Year-end chart performance for "Plush"
| Chart (1993) | Position |
|---|---|
| Iceland (Íslenski Listinn Topp 40) | 29 |
| Sweden (Topplistan) | 71 |
| US Album Rock Tracks (Billboard) | 1 |
| US Modern Rock Tracks (Billboard) | 18 |

===Decade-end charts===

Decade-end chart performance for "Plush"
| Chart (2010–2019) | Position |
|---|---|
| US Mainstream Rock (Billboard) | 4 |

==Certifications==

Certifications for "Plush"
| Region | Certification | Certified units/sales |
| New Zealand (RMNZ) | 2× Platinum | 60,000^{‡} |
| United Kingdom (BPI) | Silver | 200,000^{‡} |
^{‡} Sales+streaming figures based on certification alone.

==Release history==

Release dates and formats for "Plush"
| Region | Date | Format(s) | Label(s) | Ref. |
| United States | February 15, 1993 | Rock radio | Atlantic |  |
| United Kingdom | August 23, 1993 | 7-inch vinyl; 12-inch vinyl; CD; cassette; |  |
| Japan | October 25, 1993 | Mini-CD |  |

==Acoustic version==

Weiland and Dean DeLeo performed an impromptu acoustic version of "Plush" on the MTV show Headbangers Ball on December 5, 1992. The recording was originally only available on a CD single from the United Kingdom for their single, "Creep", the European CD single for "Sex Type Thing," and on the German promotional single "Plush (unplushed)". It was not officially released anywhere else until appearing on the greatest hits album, Thank You (2003) alongside the original studio recording.

Upon its release as a promotional single in 2003, the acoustic rendition did not chart on the US or international charts, but had moderate airplay when the original version had heavy airplay on radio at the time.

A rare first take of the same acoustic version on MTV's Headbangers Ball was also available, but it was only found as a B-side to the rare "Crackerman" single.

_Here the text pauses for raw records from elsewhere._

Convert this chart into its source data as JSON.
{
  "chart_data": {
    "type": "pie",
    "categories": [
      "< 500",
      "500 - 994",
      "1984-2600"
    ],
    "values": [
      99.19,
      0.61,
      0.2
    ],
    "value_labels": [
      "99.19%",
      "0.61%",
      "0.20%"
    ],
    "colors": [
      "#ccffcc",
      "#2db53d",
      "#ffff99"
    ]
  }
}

It has the same length and processing as the original electric version, and also uses the last part of the original electric version.

===Critical reception===
The Daily Vault's Benjamin Ray, while praising both the electric and acoustic versions of "Plush" as hits, prefers the former, as he feels Eric Kretz's drumming gives it more "power." Ghost Cult Magazine's Nik Cameron recalled his "heart nearly seized" when seeing the song performed on MTV's Headbangers Ball. The Great Album's Bill Lambusta and Brian Erickson praised the song and Weiland's vocal performance, "there's nothing. He's just sitting in front of a microphone. Crystal clear. And just nearly perfect, I would say."

Dolby Disaster's Mike Beal placed the song (specifically the first take on MTV's Headbangers Ball) at number 24 on his "Dolby's Top 25 Unplugged Songs of All Time" list, and wrote it "offers a nice tinge of bongos and dual guitar as an easy backdrop for that brilliant chord progression."